Renan Eduardo: Nos últimos anos, principalmente após o incêndio na Cinemateca Brasileira, vários profissionais têm chamado atenção quanto ao problema em torno da preservação  de materiais audiovisuais brasileiros. Pensando em estabelecer um diálogo com o público que tem pouco conhecimento sobre o assunto: você poderia fazer um panorama referente ao que acontece na Cinemateca e em outras instituições no Brasil? É possível dimensionar o problema?

Débora Butruce: Não acho que tenha sido somente a partir do incêndio que ocorreu na Cinemateca Brasileira. É claro que um incêndio numa instituição como essa – e vale pontuar que é o quinto, ela já passou por outros quatro – chama atenção. Sobretudo, da sociedade em geral, pois essa é uma área que fica bastante invisibilizada na cadeia do audiovisual. Mas, nós, enquanto classe de preservação audiovisual, estamos sempre alarmados, porque a área é muito instável, como se vivesse cronicamente em crise. Em relação ao incêndio, percebo que nunca conversei tanto sobre preservação audiovisual nos últimos dois anos, que foi o período da última crise da Cinemateca Brasileira. Um incêndio, um alagamento, etc., chamam atenção e isso trouxe à tona o assunto e a urgência de discuti-lo. É uma pena que a gente precise de tragédias para debatê-lo. O setor vive em crise.

Por um lado, acho bom porque a gente consegue ampliar o debate e a conscientização sobre a importância da preservação do patrimônio audiovisual brasileiro. Por outro lado, é uma pena que a gente precise de um incêndio para que esse assunto venha à tona. Então, olhando o panorama geral, para uma instituição que é uma das maiores instituições da América Latina, por sua infraestrutura, pelo seu parque tecnológico… A Cinemateca Brasileira tem um Laboratório de Restauração. É uma das poucas instituições de salvaguarda patrimonial que tem um Laboratório de Restauração dentro de suas instalações.

Temos uma instituição única, imensa e que, ainda assim, consegue passar por uma crise tão trágica. Então, analisando o panorama brasileiro, é uma instituição que tinha alcançado algum nível de consolidação. Ao menos, nos últimos anos, nós achávamos que tinha mas o que essa crise  veio nos lembrar é que “não, ela não tinha alcançado nenhuma consolidação”. Foi algo muito frágil que se criou para conseguir ser destruído tão rapidamente. O panorama brasileiro não difere muito disso não. 

A questão é que nós temos muitas instituições no Brasil com diferentes níveis de maturidade institucional. Temos instituições que precisam do básico, da infraestrutura básica, como uma mesa enroladeira, insumos para limpeza de materiais e algum nível de catalogação sobre as coleções que detém. Temos instituições com um nível muito básico, que precisam de muito desde sempre, e instituições mais maduras, ou supostamente mais maduras, como a Cinemateca Brasileira. Há vários tipos de instituições, desde as ligadas ao Governo Federal, que são poucas, até às estaduais e municipais.  

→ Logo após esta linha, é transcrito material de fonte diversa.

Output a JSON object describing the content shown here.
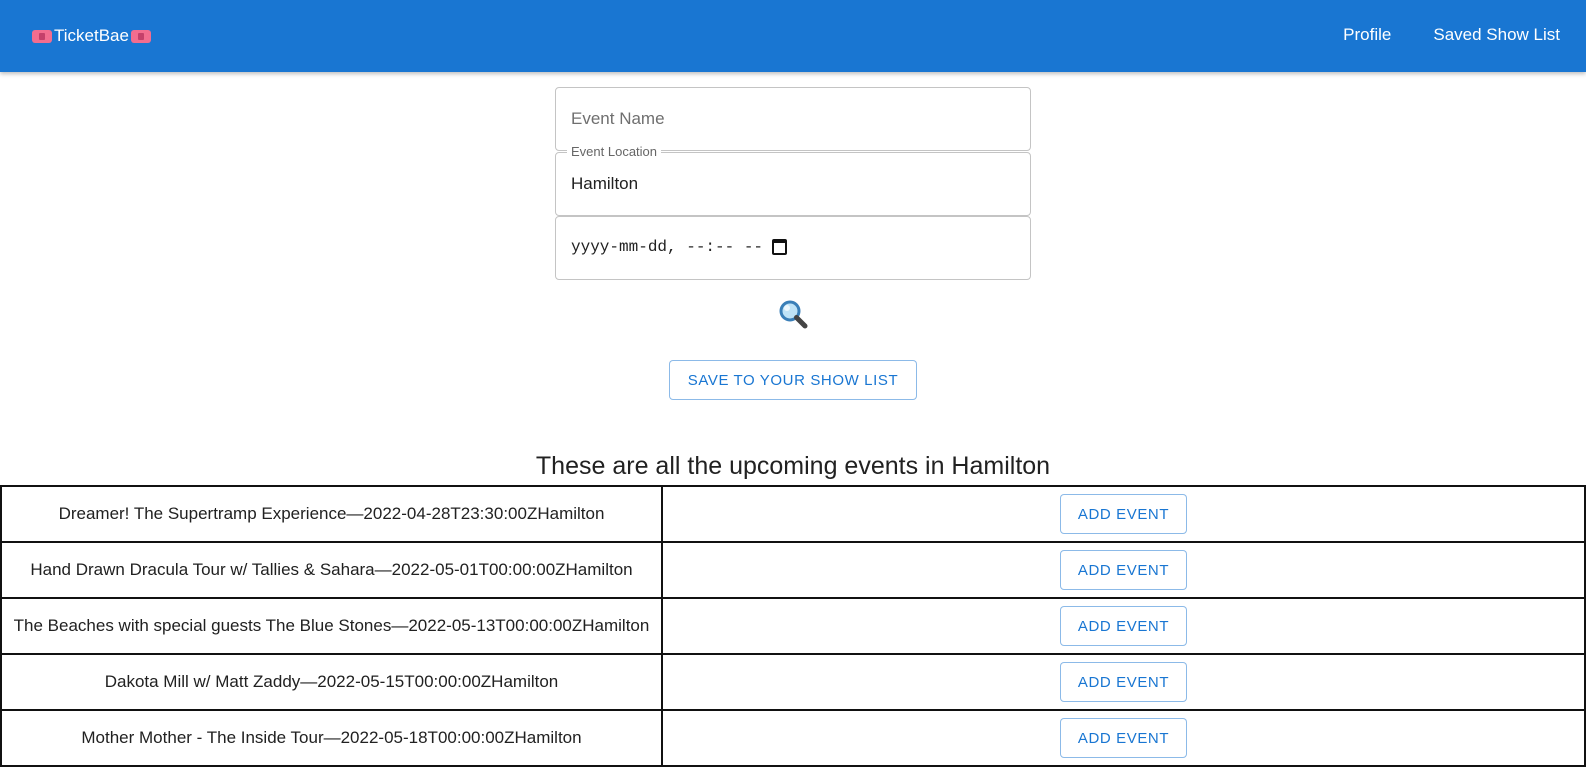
{
  "appbar": {
    "brand": "TicketBae",
    "brand_icon": "ticket-icon",
    "nav": [
      "Profile",
      "Saved Show List"
    ],
    "color": "#1976d2"
  },
  "form": {
    "event_name": {
      "placeholder": "Event Name",
      "value": ""
    },
    "event_location": {
      "label": "Event Location",
      "value": "Hamilton"
    },
    "event_date": {
      "display": "yyyy-mm-dd, --:-- --"
    },
    "search_icon": "magnifying-glass-icon",
    "save_button": "SAVE TO YOUR SHOW LIST"
  },
  "results": {
    "heading": "These are all the upcoming events in Hamilton",
    "events": [
      {
        "name": "Dreamer! The Supertramp Experience—2022-04-28T23:30:00ZHamilton",
        "action": "ADD EVENT"
      },
      {
        "name": "Hand Drawn Dracula Tour w/ Tallies & Sahara—2022-05-01T00:00:00ZHamilton",
        "action": "ADD EVENT"
      },
      {
        "name": "The Beaches with special guests The Blue Stones—2022-05-13T00:00:00ZHamilton",
        "action": "ADD EVENT"
      },
      {
        "name": "Dakota Mill w/ Matt Zaddy—2022-05-15T00:00:00ZHamilton",
        "action": "ADD EVENT"
      },
      {
        "name": "Mother Mother - The Inside Tour—2022-05-18T00:00:00ZHamilton",
        "action": "ADD EVENT"
      }
    ]
  }
}
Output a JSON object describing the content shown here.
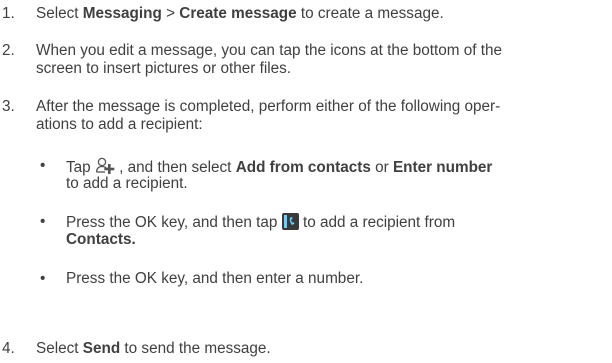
{
  "steps": [
    {
      "num": "1.",
      "pre": "Select ",
      "b1": "Messaging",
      "mid": " > ",
      "b2": "Create message",
      "post": " to create a message."
    },
    {
      "num": "2.",
      "line1": "When you edit a message, you can tap the icons at the bottom of the",
      "line2": "screen to insert pictures or other files."
    },
    {
      "num": "3.",
      "line1": "After the message is completed, perform either of the following oper-",
      "line2": "ations to add a recipient:"
    },
    {
      "num": "4.",
      "pre": "Select ",
      "b1": "Send",
      "post": " to send the message."
    }
  ],
  "bullets": [
    {
      "dot": "•",
      "pre": "Tap ",
      "icon": "add-contact-icon",
      "mid1": " , and then select ",
      "b1": "Add from contacts",
      "mid2": " or ",
      "b2": "Enter number",
      "line2": "to add a recipient."
    },
    {
      "dot": "•",
      "pre": "Press the OK key, and then tap ",
      "icon": "contacts-phone-icon",
      "post": " to add a recipient from",
      "b1": "Contacts."
    },
    {
      "dot": "•",
      "text": "Press the OK key, and then enter a number."
    }
  ],
  "colors": {
    "text": "#404040",
    "contacts_icon_bg": "#3a3a3a",
    "contacts_icon_fg": "#6ad0ff"
  }
}
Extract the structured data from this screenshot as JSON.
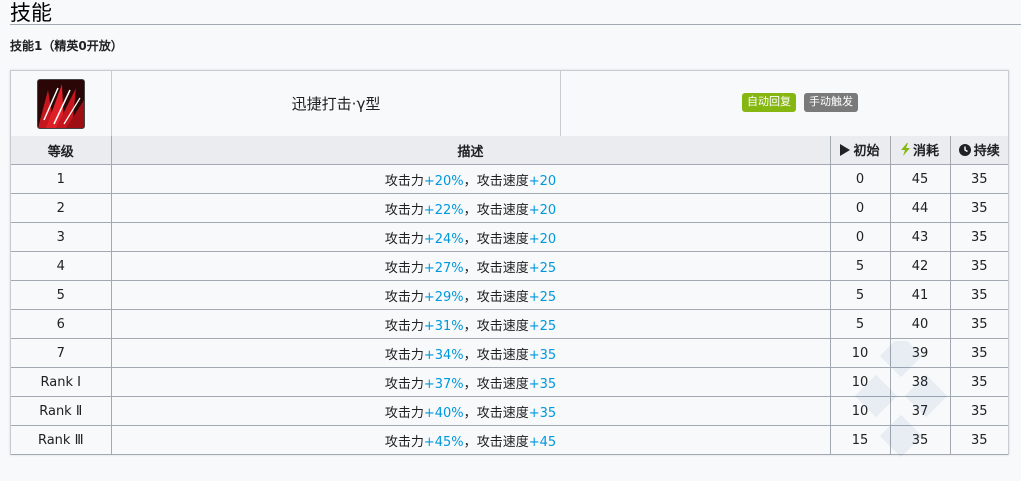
{
  "page": {
    "title": "技能"
  },
  "section": {
    "title": "技能1（精英0开放）"
  },
  "skill": {
    "name": "迅捷打击·γ型",
    "icon": "skill-red-claw-icon",
    "tags": [
      {
        "label": "自动回复",
        "color": "#86b711"
      },
      {
        "label": "手动触发",
        "color": "#7a7a7a"
      }
    ]
  },
  "table": {
    "headers": {
      "level": "等级",
      "description": "描述",
      "initial": "初始",
      "cost": "消耗",
      "duration": "持续"
    },
    "desc_parts": {
      "atk_label": "攻击力",
      "separator": "，",
      "aspd_label": "攻击速度"
    },
    "rows": [
      {
        "level": "1",
        "atk": "+20%",
        "aspd": "+20",
        "initial": "0",
        "cost": "45",
        "duration": "35"
      },
      {
        "level": "2",
        "atk": "+22%",
        "aspd": "+20",
        "initial": "0",
        "cost": "44",
        "duration": "35"
      },
      {
        "level": "3",
        "atk": "+24%",
        "aspd": "+20",
        "initial": "0",
        "cost": "43",
        "duration": "35"
      },
      {
        "level": "4",
        "atk": "+27%",
        "aspd": "+25",
        "initial": "5",
        "cost": "42",
        "duration": "35"
      },
      {
        "level": "5",
        "atk": "+29%",
        "aspd": "+25",
        "initial": "5",
        "cost": "41",
        "duration": "35"
      },
      {
        "level": "6",
        "atk": "+31%",
        "aspd": "+25",
        "initial": "5",
        "cost": "40",
        "duration": "35"
      },
      {
        "level": "7",
        "atk": "+34%",
        "aspd": "+35",
        "initial": "10",
        "cost": "39",
        "duration": "35"
      },
      {
        "level": "Rank Ⅰ",
        "atk": "+37%",
        "aspd": "+35",
        "initial": "10",
        "cost": "38",
        "duration": "35"
      },
      {
        "level": "Rank Ⅱ",
        "atk": "+40%",
        "aspd": "+35",
        "initial": "10",
        "cost": "37",
        "duration": "35"
      },
      {
        "level": "Rank Ⅲ",
        "atk": "+45%",
        "aspd": "+45",
        "initial": "15",
        "cost": "35",
        "duration": "35"
      }
    ]
  },
  "colors": {
    "highlight": "#0098dc",
    "cost_icon": "#86b711",
    "header_bg": "#eaecf0"
  }
}
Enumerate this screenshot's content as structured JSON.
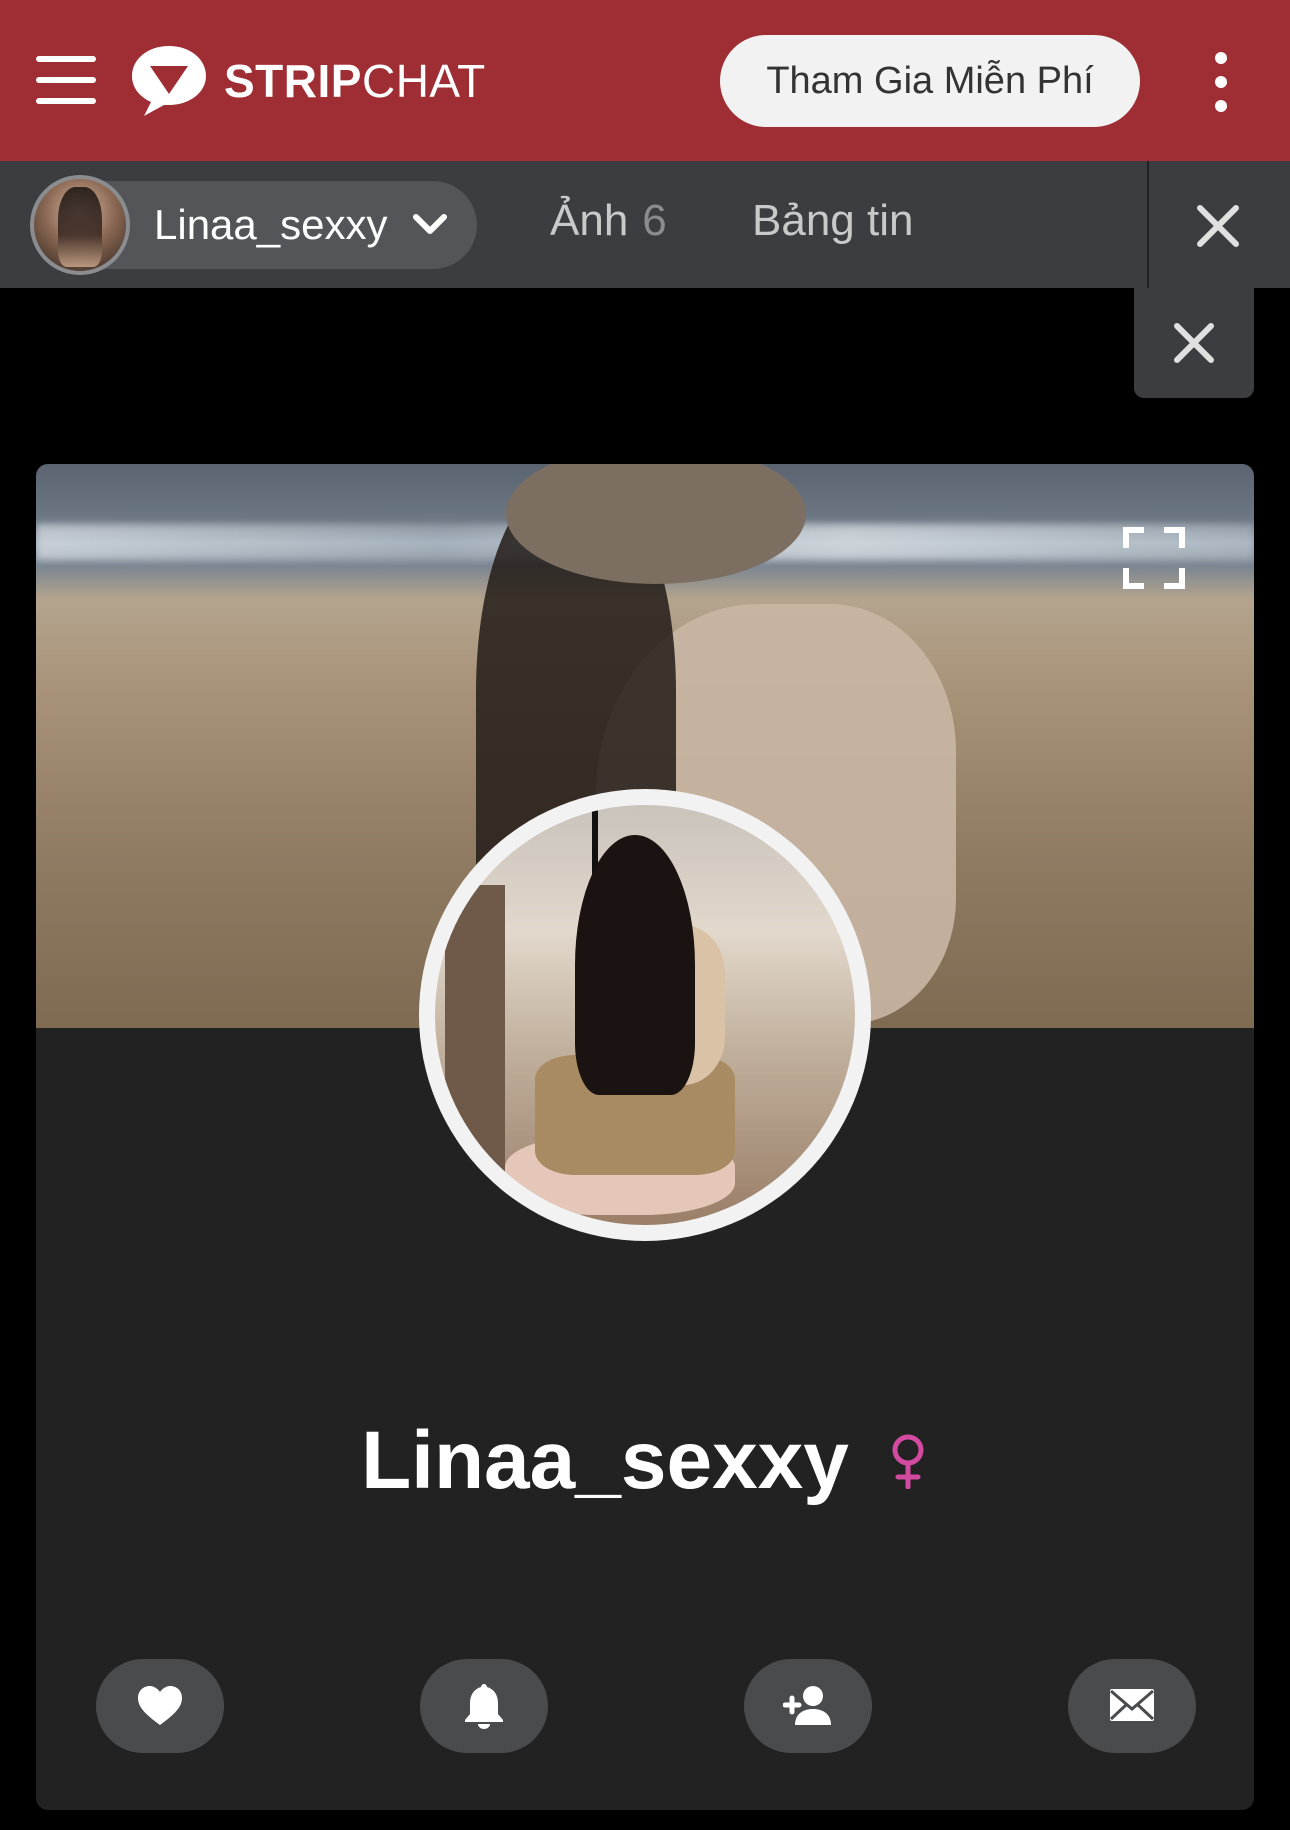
{
  "header": {
    "brand": {
      "part1": "STRIP",
      "part2": "CHAT"
    },
    "join_label": "Tham Gia Miễn Phí",
    "menu_icon": "hamburger-icon",
    "more_icon": "kebab-icon",
    "brand_color": "#9e2e33"
  },
  "subnav": {
    "model_name": "Linaa_sexxy",
    "tabs": [
      {
        "label": "Ảnh",
        "count": "6"
      },
      {
        "label": "Bảng tin"
      }
    ],
    "close_icon": "close-icon"
  },
  "profile": {
    "username": "Linaa_sexxy",
    "gender_icon": "venus-icon",
    "gender_color": "#d34ba0",
    "actions": [
      {
        "icon": "heart-icon"
      },
      {
        "icon": "bell-icon"
      },
      {
        "icon": "add-user-icon"
      },
      {
        "icon": "envelope-icon"
      }
    ]
  }
}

O que podemos falar de forma ampla é o clima de instabilidade e de crise que acomete todas. Temos alguns momentos de  arranjos institucionais benéficos, mas que, no geral, são momentâneos. Não existe uma política pública de alcance nacional para a área de preservação audiovisual. Então, o que essa instabilidade demonstra é isso. As ações são pontuais com arranjos instáveis que facilmente, dependendo da configuração de governo e dos agentes de cultura do momento, podem se desfazer.

Digital Ashes (Bruno Christofoletti Barrenha, 2022)

Renan: Em uma das mesas que você mediou na CineOP, Diálogos da Abpa: Tecnologias e Democratização: Iniciativas Independentes de Preservação Audiovisual”, pareceu que o tema central era a “autonomia”, como possibilidade de formação de iniciativas independentes de preservação audiovisual. Qual é a importância de construir espaços que descentralizem a figura da Cinemateca Brasileira como agente principal em relação à preservação e restauro no país?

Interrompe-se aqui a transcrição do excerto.